Wasserhärte in Regensburg – hartes Wasser ohne schädliche Inhaltsstoffe

Dreizehn Wasserspeicher (zwölf Hoch- und ein Tiefbehälter) gewährleisten, dass auch zu Spitzenzeiten genügend Leitungswasser in Regensburg verfügbar ist. Das Gesamtfassungsvermögen dieser Anlagen beträgt 37 Millionen Liter. Der mit einem Volumen von 15 Millionen Litern größte Speicher befindet sich auf den Winzerer Höhen, einem parkartig bewaldeten Höhenzug im Norden der Stadt.

Eigens Trinkwasser in hoher Qualität

Die hervorragende Eignung der Winzerer Höhen als Wasserreservoir erkannten die Regensburger Stadtväter bereits im 19. Jahrhundert. Im Jahr 1875 wurde dort, etwa 50 Meter oberhalb des Stadtgebietes und 380 Meter über dem Meeresspiegel, der erste Wasserhochbehälter der heutigen UNESCO Welterbestadt errichtet. Zwar betrug das damalige Speichervermögen nur ein Zwölftel es derzeitigen, allerdings genügten die drei Millionen Liter, um den Wasserbedarf der Regensburger für einen Tag zu decken.

Die Regensburger Energie- und Wasserversorgung (REWAG) versorgt mit ihrem mehr als 1.000 Kilometer langen Trinkwassernetz fast das gesamte Stadtgebiet. Ausgenommen sind lediglich die Bezirke Pfaffenstein, Ober- und Niederwinzer. Die Wasserwerke der Domstadt sind von weitläufigen Schutzgebieten umgeben und garantieren den Einwohnern naturbelassenes, hygienisch einwandfreies und hochwertiges Trinkwasser.
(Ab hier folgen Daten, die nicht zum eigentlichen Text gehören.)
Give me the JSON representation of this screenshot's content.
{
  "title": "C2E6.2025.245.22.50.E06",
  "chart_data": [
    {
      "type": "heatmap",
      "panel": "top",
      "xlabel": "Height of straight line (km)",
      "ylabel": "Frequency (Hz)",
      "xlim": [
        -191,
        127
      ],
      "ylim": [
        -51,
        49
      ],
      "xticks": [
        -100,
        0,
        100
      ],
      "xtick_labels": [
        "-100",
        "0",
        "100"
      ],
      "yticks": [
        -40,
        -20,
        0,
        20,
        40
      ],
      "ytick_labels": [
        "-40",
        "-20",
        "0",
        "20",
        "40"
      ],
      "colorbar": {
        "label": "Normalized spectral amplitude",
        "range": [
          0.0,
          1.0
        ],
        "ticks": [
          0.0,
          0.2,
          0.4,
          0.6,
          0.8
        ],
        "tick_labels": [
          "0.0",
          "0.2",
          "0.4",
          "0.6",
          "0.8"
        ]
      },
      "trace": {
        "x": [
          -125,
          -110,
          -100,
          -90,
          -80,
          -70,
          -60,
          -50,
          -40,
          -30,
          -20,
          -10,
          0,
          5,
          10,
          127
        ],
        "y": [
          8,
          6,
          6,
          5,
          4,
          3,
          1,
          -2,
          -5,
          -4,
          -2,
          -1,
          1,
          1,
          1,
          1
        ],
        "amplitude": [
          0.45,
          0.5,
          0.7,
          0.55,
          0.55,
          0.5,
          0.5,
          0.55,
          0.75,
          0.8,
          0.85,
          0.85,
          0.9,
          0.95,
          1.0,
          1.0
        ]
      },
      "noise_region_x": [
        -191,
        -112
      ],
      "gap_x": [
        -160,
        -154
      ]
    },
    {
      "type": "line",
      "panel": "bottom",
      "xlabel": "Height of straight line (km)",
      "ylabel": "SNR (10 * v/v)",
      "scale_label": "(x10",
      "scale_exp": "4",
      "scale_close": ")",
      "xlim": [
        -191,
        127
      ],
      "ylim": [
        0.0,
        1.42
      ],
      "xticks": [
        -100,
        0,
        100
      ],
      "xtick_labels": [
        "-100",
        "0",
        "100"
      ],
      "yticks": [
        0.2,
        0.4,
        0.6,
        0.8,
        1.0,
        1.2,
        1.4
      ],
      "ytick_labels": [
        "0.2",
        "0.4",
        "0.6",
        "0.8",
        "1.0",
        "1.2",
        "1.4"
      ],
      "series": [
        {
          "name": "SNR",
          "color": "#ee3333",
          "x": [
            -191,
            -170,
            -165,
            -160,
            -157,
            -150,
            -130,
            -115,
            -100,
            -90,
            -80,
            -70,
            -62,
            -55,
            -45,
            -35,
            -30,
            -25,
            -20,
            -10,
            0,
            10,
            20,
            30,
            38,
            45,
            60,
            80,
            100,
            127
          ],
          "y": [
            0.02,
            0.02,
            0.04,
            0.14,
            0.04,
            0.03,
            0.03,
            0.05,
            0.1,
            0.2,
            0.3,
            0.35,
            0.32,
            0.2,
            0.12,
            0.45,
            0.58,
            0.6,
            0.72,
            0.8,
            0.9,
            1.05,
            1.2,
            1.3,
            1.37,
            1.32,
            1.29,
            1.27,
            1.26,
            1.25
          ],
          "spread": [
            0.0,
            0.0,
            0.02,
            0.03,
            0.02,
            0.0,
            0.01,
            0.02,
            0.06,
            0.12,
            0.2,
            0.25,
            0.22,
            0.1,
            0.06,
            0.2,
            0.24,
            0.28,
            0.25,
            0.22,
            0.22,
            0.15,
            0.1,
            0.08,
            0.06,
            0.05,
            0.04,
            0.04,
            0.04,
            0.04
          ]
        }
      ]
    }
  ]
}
Der Nitratwert des Leitungswassers in Regensburg beträgt rund 28 Milligramm pro Liter und liegt damit deutlich unterhalb des zulässigen Grenzwertes von 50 Milligramm pro Liter.

Wasserhärte in Regensburg – hartes Wasser im gesamten Stadtgebiet

Das Trinkwasser in Regensburg weist eine Gesamthärte von 3,04 Millimol Kalziumkarbonat pro Liter auf. Das entspricht einem Wert von 17 °dH. Das Leitungswasser in den Regensburger Ortsteilen Barbing und Gewerbegebiet Unterheising, welches aus Brunnen im nahegelegenen Matting kommt, besitzt eine Härte von 3,39 Millimol pro Liter. Das sind 19 °dH. Damit liegt die Wasserhärte in Regensburg nach der aktuellen Härtebereichsregelung im Härtebereich „hart“.

Wasserqualität in Regensburg durch regelmäßige Analysen gesichert

Das in Regensburg gewonnene Grundwasser hat bereits Trinkwasserqualität und ist in aller Regel frei von Keimen und Bakterien. Das geförderte Wasser wird in mehreren Schritten aufbereitet. Eventuell vorhandene Bakterien und Keime werden durch eine Vorchlorung (Sicherheitschlorung) beseitigt. Noch verbleibendes Chlordioxid wird mithilfe von Aktivkohle herausgefiltert. Auf eine Nachchlorung kann verzichtet werden, es ist jedoch möglich, diese im Bedarfsfall zuzuschalten.

Um die Wasserqualität in der Stadt am Donauknie sicherzustellen, wird das Trinkwasser in Regensburg an jedem Werktag von einem akkreditierten Fremdlabor auf alle geforderten mikrobiologischen Parameter (Keime, Bakterien etc.) untersucht. Die regelmäßigen Analysen belegen, dass das Leitungswasser der Domstadt die hierfür geltenden Grenzwerte mit absoluter Sicherheit einhält.

Fazit

Die Wasserhärte in Regensburg ist relativ hoch. Dafür ist das Trinkwasser der Domstadt reich an Mineralien wie Kalzium und Magnesium. Regelmäßige Kontrollen garantieren den Einwohnern des einstigen „Castra Regina“ ein hygienisch einwandfreies, gesundes Produkt.